How Well Can Generative Adversarial Networks Learn Densities: A Nonparametric View
This work addresses the mode collapse problem in GANs for density estimation, providing theoretical insights for researchers in machine learning and statistics, though it is incremental as it builds on existing GAN frameworks.
The paper tackles the problem of quantifying how well Generative Adversarial Networks (GANs) can learn densities by analyzing convergence rates from a nonparametric statistical perspective, introducing an improved GAN estimator that achieves a faster rate and is shown to be near-optimal in high dimensions.
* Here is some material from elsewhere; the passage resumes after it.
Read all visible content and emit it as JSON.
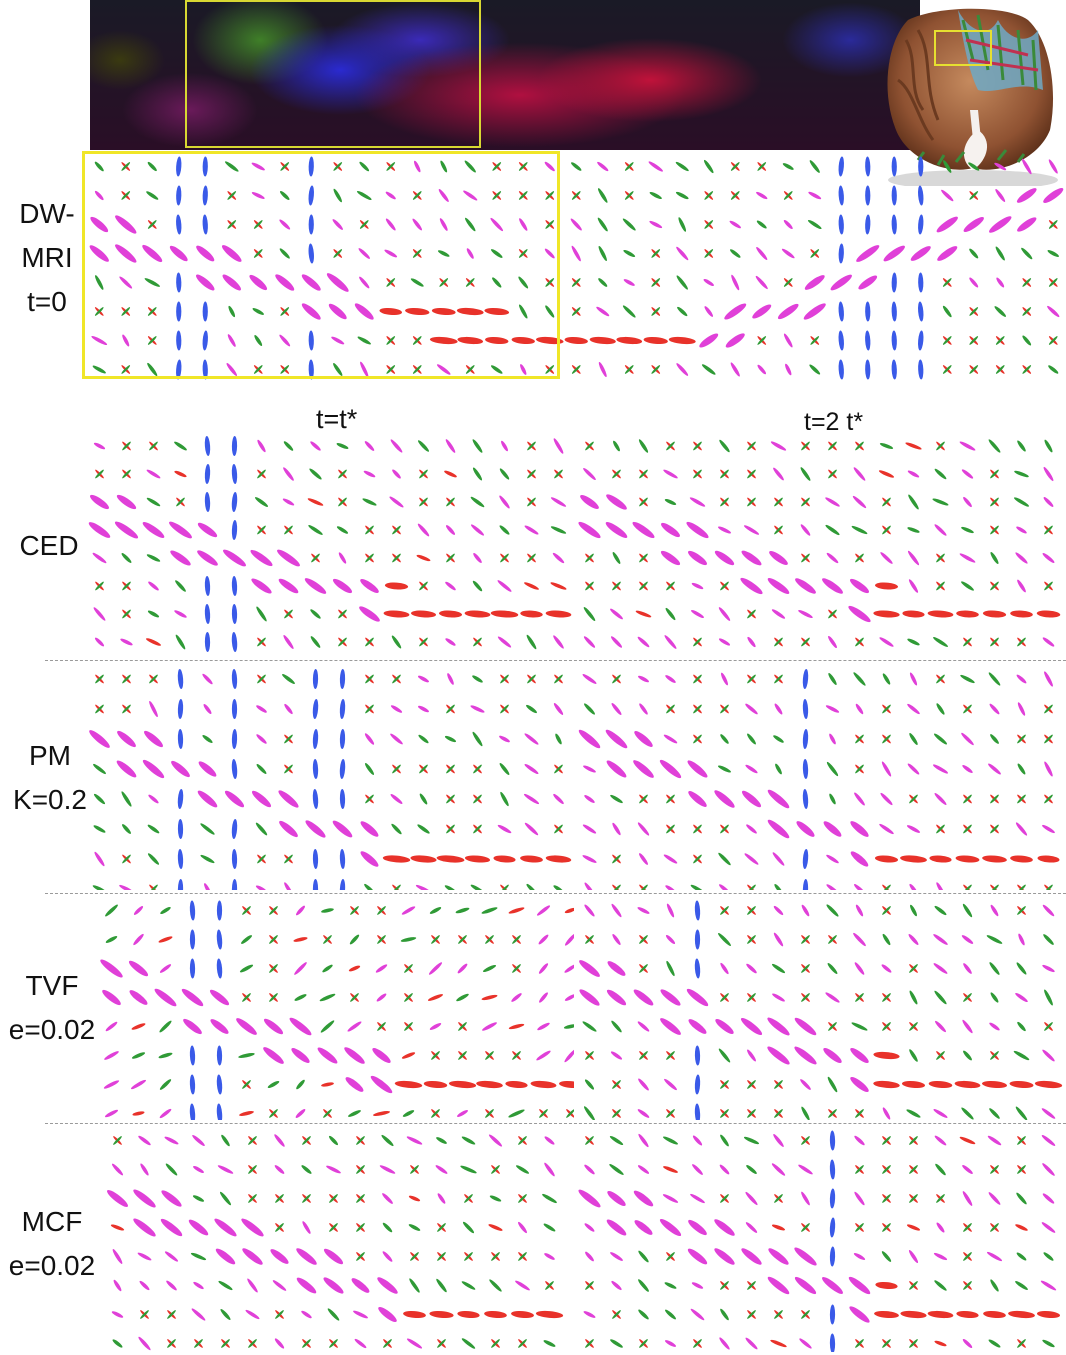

We study in this paper the rate of convergence for learning densities under the Generative Adversarial Networks (GAN) framework, borrowing insights from nonparametric statistics. We introduce an improved GAN estimator that achieves a faster rate, through simultaneously leveraging the level of smoothness in the target density and the evaluation metric, which in theory remedies the mode collapse problem reported in the literature. A minimax lower bound is constructed to show that when the dimension is large, the exponent in the rate for the new GAN estimator is near optimal. One can view our results as answering in a quantitative way how well GAN learns a wide range of densities with different smoothness properties, under a hierarchy of evaluation metrics. As a byproduct, we also obtain improved generalization bounds for GAN with deeper ReLU discriminator network.